The Secret to Strength Workouts
Strength training can be incredibly intimidating if you are typically confined to the cardio section of the gym. Cardio is, of course, an important part of fitness, but the benefits of strength training are extensive. Strength training not only helps build muscle, but in building that muscle, your body will in turn burn more calories when your body is at rest. Additionally, it helps avoid injury, improve your muscular endurance, and strengthen your joints and bones.
Read these seven tips to help you integrate into the weights side of the gym.
Lift with purpose
If you are able to complete the maximum number of suggested reps, about 10 to 12, without feeling fatigued, add weight at 10 to 15 percent at a time. On the other end, if you cannot finish the minimum number of suggested reps, about eight, reduce the weight in 10 percent increments until you can finish at least eight reps. The last one to two reps should feel difficult, but doable.
Balance it out
You should be doing exercises for opposing muscle groups to stave off injuries, build good posture, and to guarantee you have enough strength for your favorite physical activities. During your weekly workout routines, if you work your biceps, for example, make sure to also exercise your triceps.
Workout while you work
Try not to let your workday pass with 8 hours sat in the same spot. Try incorporating exercises while you work. For example, sitting on a stability ball will strengthen your core and keeping dumbbells or resistance bands at your desk can work a multitude of muscles.

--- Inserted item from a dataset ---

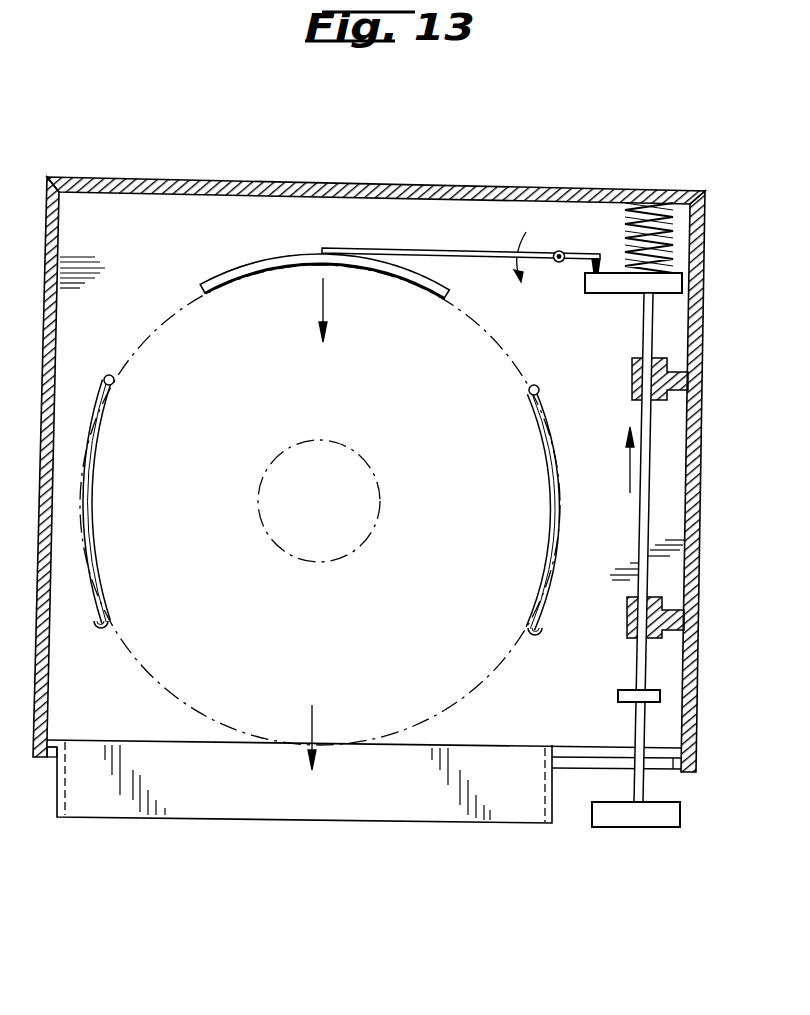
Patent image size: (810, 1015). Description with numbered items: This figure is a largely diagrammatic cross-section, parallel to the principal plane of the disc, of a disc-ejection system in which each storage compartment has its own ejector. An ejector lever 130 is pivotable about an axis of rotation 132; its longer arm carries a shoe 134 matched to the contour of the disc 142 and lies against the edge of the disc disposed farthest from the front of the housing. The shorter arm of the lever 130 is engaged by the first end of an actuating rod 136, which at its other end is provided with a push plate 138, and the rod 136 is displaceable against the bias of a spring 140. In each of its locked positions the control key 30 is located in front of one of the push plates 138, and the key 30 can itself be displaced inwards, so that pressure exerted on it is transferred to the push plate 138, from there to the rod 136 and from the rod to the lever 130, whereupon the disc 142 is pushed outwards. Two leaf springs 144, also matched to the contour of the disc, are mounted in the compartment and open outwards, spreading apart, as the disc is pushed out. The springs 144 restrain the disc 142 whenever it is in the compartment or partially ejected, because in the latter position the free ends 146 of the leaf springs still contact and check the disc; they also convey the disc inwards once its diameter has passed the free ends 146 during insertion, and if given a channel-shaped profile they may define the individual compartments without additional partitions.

Squeeze in 12 to 15 reps of exercises like dumbbell curls, overhead presses, and wall sits, aiming for two to three sets of each.
Take a rest day
Giving muscle groups 48 hours of rest between resistance workouts allows them time to get used to the stress they underwent. If you want to lift again sooner than 48 hours after your last session, target different muscles.
Switch up your routine
To continue seeing consistent results, you need to switch up your workout routine. This means changing the moves, order, weight, sets, reps, and/or rest periods at least every four weeks, but you should try to mix these factors up more often.
Try out a circuit
Do one set of each move in your workout without pausing to rest between the exercises. Repeat the circuit once or twice and you will burn double the calories in a half an hour when compared to your normal weight lifting routine. Or, try out a HIIT class and you will not have to worry about coming up with your own exercises or determining how many reps you should do.
Clean up around the house
Take to the outdoors and do some work around the house. Heavy yard work can burn 400-600 calories per hour, raking and bagging leaves can burn 350-450 calories per hour, gardening can burn 250-350 calories per hour, and mowing the lawn, with a pushmower, can burn 250-350 calories per hour.